Some of the house's issues were honestly a matter of taste. Like the silver woodwork, for instance. Yes! All the interior woodwork was painted silver. Every last bit of it including the kitchen. All the ceilings had been papered with silvery designs on white, and every room had different, dark, surly wallpaper with silver in the design. My bedroom was dark green and mustard-yellow and silver paisley (30s vintage, perhaps); the dining room was striped navy, dark red, and silver. But wait -- both rooms were papered on only three walls and the fourth wall was knotty pine paneling in its full orange spotted splendor.

Then there were issues of age. The house started out as a one-room cabin for the Methodist preacher. It was added to, a room at a time, as he married and his family grew. So every room was differently proportioned, no two doors were the same size or design, the windows had been installed one at a time, no two fireplaces matched, there were relics within the walls of abandoned structures, and each room's floor was at its own level. Of course there wasn't a plumb line or level surface in the place. And we won't mention closets.

So there's taste and age, and then there's neglect and weirdness. Take oven cleaner, for instance. Beneath the kitchen sink we found dozens of cans of oven cleaner. The housekeeper had apparently tried every brand manufactured over more than a decade, to little avail. I once ventured into the house to find my mother, aunt Billie, and Mr. B all gathered around the open oven, trying vainly to imagine what could have happened in the oven to make it like that.* Whatever had happened had happened often. Billie suggested that a baked alaska had exploded, which seemed overoptimistic considering the L family's probable cooking skills.

So that was neglect. Somewhere on the cusp of neglect and weirdness came the installation of the house's water supply -- possibly in the house's fiftieth year -- in which every left-hand faucet was for cold water and every right-hand faucet for hot. But the first truly weird thing we encountered was the kitchen cabinets.

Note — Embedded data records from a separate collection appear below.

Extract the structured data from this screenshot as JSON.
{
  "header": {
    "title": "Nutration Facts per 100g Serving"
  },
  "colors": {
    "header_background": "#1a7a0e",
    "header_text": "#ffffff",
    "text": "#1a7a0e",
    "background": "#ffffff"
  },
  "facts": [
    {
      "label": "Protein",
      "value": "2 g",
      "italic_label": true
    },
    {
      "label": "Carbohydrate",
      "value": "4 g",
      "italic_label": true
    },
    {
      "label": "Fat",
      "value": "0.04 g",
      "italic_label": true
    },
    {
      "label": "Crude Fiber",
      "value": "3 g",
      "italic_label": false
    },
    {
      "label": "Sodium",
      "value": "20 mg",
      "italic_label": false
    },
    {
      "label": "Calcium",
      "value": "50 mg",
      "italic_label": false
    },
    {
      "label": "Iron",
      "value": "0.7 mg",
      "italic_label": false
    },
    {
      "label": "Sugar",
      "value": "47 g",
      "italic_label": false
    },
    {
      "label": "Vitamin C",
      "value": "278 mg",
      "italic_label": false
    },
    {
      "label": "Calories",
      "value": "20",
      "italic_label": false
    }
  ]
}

The house was such a shambles that at first we lived partly at the farm and partly at my grandmother's, on College Street. I was the first to actually try to organize the kitchen, and it occurred to me that the kitchen cupboards were shallower than they should have been. We saw that at some point, cupboards had been built directly in front of, and screwed to, the built-in cupboards. So the additional ones were pulled away, and we found cupboards directly behind them, with the doors nailed shut. Removing the nails, we found shelves still stocked with plates, cups, baking powder, and a few other things in tins and jars. The old shelves were exactly the same size as the ones that had been added and we could never guess why they had so carefully been replaced: a totally meaningless change.

*When as a Hastings trustee I learned that the heaviest pollution on the waterfront's old Anaconda site was where a vat of PCBs had exploded in the early 40s, I saw a possible answer. Mr. L was an industrial chemist. Home manufacture of PCBs?